For detailed results, please see our paper accepted at INLG 20204, Tokyo, Japan (see also Citation).

📝   Data format

The data is provided in json format.

The folder data/faq-data contains raw FAQ drafts (input field), revisions by professional editors (reference field), and up to 3 LLM-generated revisions for each input (predictions field). The json also contains scores for each prediction (BERTScore, Rouge and ChatGPT-4 Scores wrt. hallucination, informativeness and coherence. At the end of the files there are also overall average scores for each metric.

Data fields

  • instances: list of evaluated instances.
  • prompt_id: a string feature specifying the LLM, prompt, and task type.
  • description: a string feature.
  • prompt_type: a string feature.
  • system_prompts: a string feature listing the generic system prompt.
  • user_prompts: the list of user prompts, one per instance.
  • requests: a list of LLM request parameters, one per instance.
  • responses: the list of raw LLM responses plus metadata, one per instance.
  • evaluation_overall: a list of used metrics along with the mean of the score values across all LLM-generated revisions contained in the json file.

Each instance contains the following fields:

  • instance_id: instance identifier, a string feature.
  • input: the draft / input texts of an FAQ entry, consisting of a reference url field (a string feature), a question (string feature) and an answer (string feature).
  • predictions: a list of up to 3 predictions (generated rewrites) of the input generated by the LLM. Each prediction consists of an idx (int feature) field, plus a generated question (string feature) and answer (string feature). Each prediction also contains a list of evaluation scores (content overlap metrics like ROUGE, and GPT4-based evaluations such as hallucinations).
  • reference: the human-written reference FAQ, consisting of a question (string feature) and answer (string feature), and a url (string feature) reference.
  • use_case: a string feature describing the general topic of the FAQ instance.

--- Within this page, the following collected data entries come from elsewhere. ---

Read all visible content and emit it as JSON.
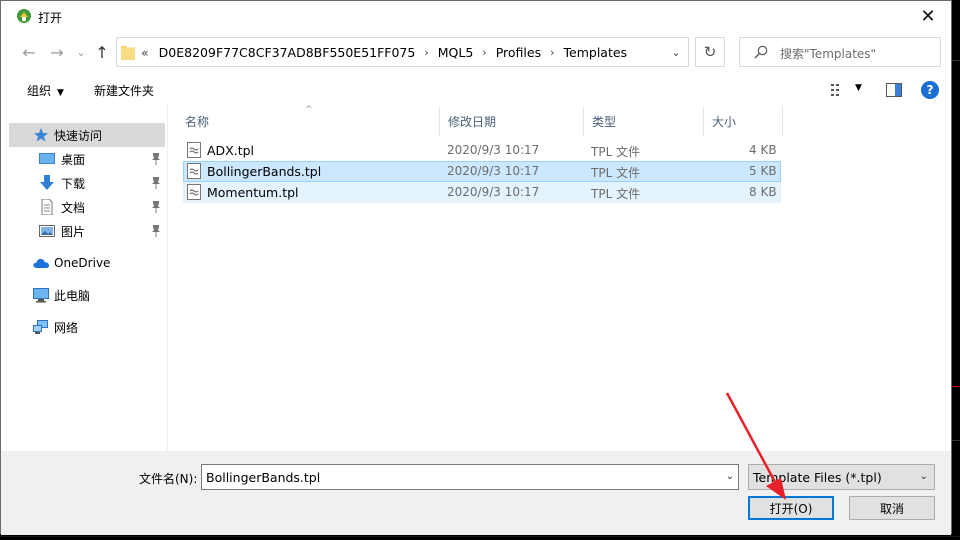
{
  "window": {
    "title": "打开",
    "close_glyph": "✕"
  },
  "nav": {
    "back": "←",
    "forward": "→",
    "recent": "⌄",
    "up": "↑"
  },
  "address": {
    "overflow": "«",
    "crumbs": [
      "D0E8209F77C8CF37AD8BF550E51FF075",
      "MQL5",
      "Profiles",
      "Templates"
    ],
    "separator": "›",
    "dropdown": "⌄",
    "refresh": "↻"
  },
  "search": {
    "placeholder": "搜索\"Templates\""
  },
  "toolbar": {
    "organize": "组织",
    "organize_arrow": "▼",
    "new_folder": "新建文件夹",
    "view_arrow": "▼",
    "help": "?"
  },
  "sidebar": {
    "items": [
      {
        "label": "快速访问",
        "icon": "star-icon"
      },
      {
        "label": "桌面",
        "icon": "desktop-icon"
      },
      {
        "label": "下载",
        "icon": "download-icon"
      },
      {
        "label": "文档",
        "icon": "document-icon"
      },
      {
        "label": "图片",
        "icon": "picture-icon"
      },
      {
        "label": "OneDrive",
        "icon": "cloud-icon"
      },
      {
        "label": "此电脑",
        "icon": "computer-icon"
      },
      {
        "label": "网络",
        "icon": "network-icon"
      }
    ]
  },
  "columns": {
    "name": "名称",
    "date": "修改日期",
    "type": "类型",
    "size": "大小",
    "sort_indicator": "^"
  },
  "files": [
    {
      "name": "ADX.tpl",
      "date": "2020/9/3 10:17",
      "type": "TPL 文件",
      "size": "4 KB"
    },
    {
      "name": "BollingerBands.tpl",
      "date": "2020/9/3 10:17",
      "type": "TPL 文件",
      "size": "5 KB"
    },
    {
      "name": "Momentum.tpl",
      "date": "2020/9/3 10:17",
      "type": "TPL 文件",
      "size": "8 KB"
    }
  ],
  "bottom": {
    "filename_label": "文件名(N):",
    "filename_value": "BollingerBands.tpl",
    "dropdown": "⌄",
    "filetype_value": "Template Files (*.tpl)",
    "open_button": "打开(O)",
    "cancel_button": "取消"
  },
  "colors": {
    "selection": "#cce8ff",
    "hover": "#e5f3ff",
    "accent": "#0078d7",
    "annotation": "#e8202a"
  }
}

Note that the reference URLs may have changed, or do not contain the exact same content that we used for this dataset, as they are continuously being updated to reflect new information.

Prompt structure and templates

The folder data/prompts contains an overview of the prompts.

📚  Citation

If you use the dataset, please cite the following paper:

@inproceedings{gabryszak-etal-2024-enhancing-editorial,
    title = "Enhancing Editorial Tasks: A Case Study on Rewriting Customer Help Page Contents Using Large Language Models",
    author = {Gabryszak, Aleksandra  and
      R{\"o}der, Daniel  and
      Binder, Arne  and
      Sion, Luca  and
      Hennig, Leonhard},
    editor = "Mahamood, Saad  and
      Minh, Nguyen Le  and
      Ippolito, Daphne",
    booktitle = "Proceedings of the 17th International Natural Language Generation Conference",
    month = sep,
    year = "2024",
    address = "Tokyo, Japan",
    publisher = "Association for Computational Linguistics",
    url = "https://aclanthology.org/2024.inlg-main.33",
    pages = "402--411",
    abstract = "In this paper, we investigate the use of large language models (LLMs) to enhance the editorial process of rewriting customer help pages. We introduce a German-language dataset comprising Frequently Asked Question-Answer pairs, presenting both raw drafts and their revisions by professional editors. On this dataset, we evaluate the performance of four large language models (LLM) through diverse prompts tailored for the rewriting task. We conduct automatic evaluations of content and text quality using ROUGE, BERTScore, and ChatGPT. Furthermore, we let professional editors assess the helpfulness of automatically generated FAQ revisions for editorial enhancement. Our findings indicate that LLMs can produce FAQ reformulations beneficial to the editorial process. We observe minimal performance discrepancies among LLMs for this task, and our survey on helpfulness underscores the subjective nature of editors{'} perspectives on editorial refinement.",
}

📘  License

The data is released under the terms of the CC-BY-SA-4.0.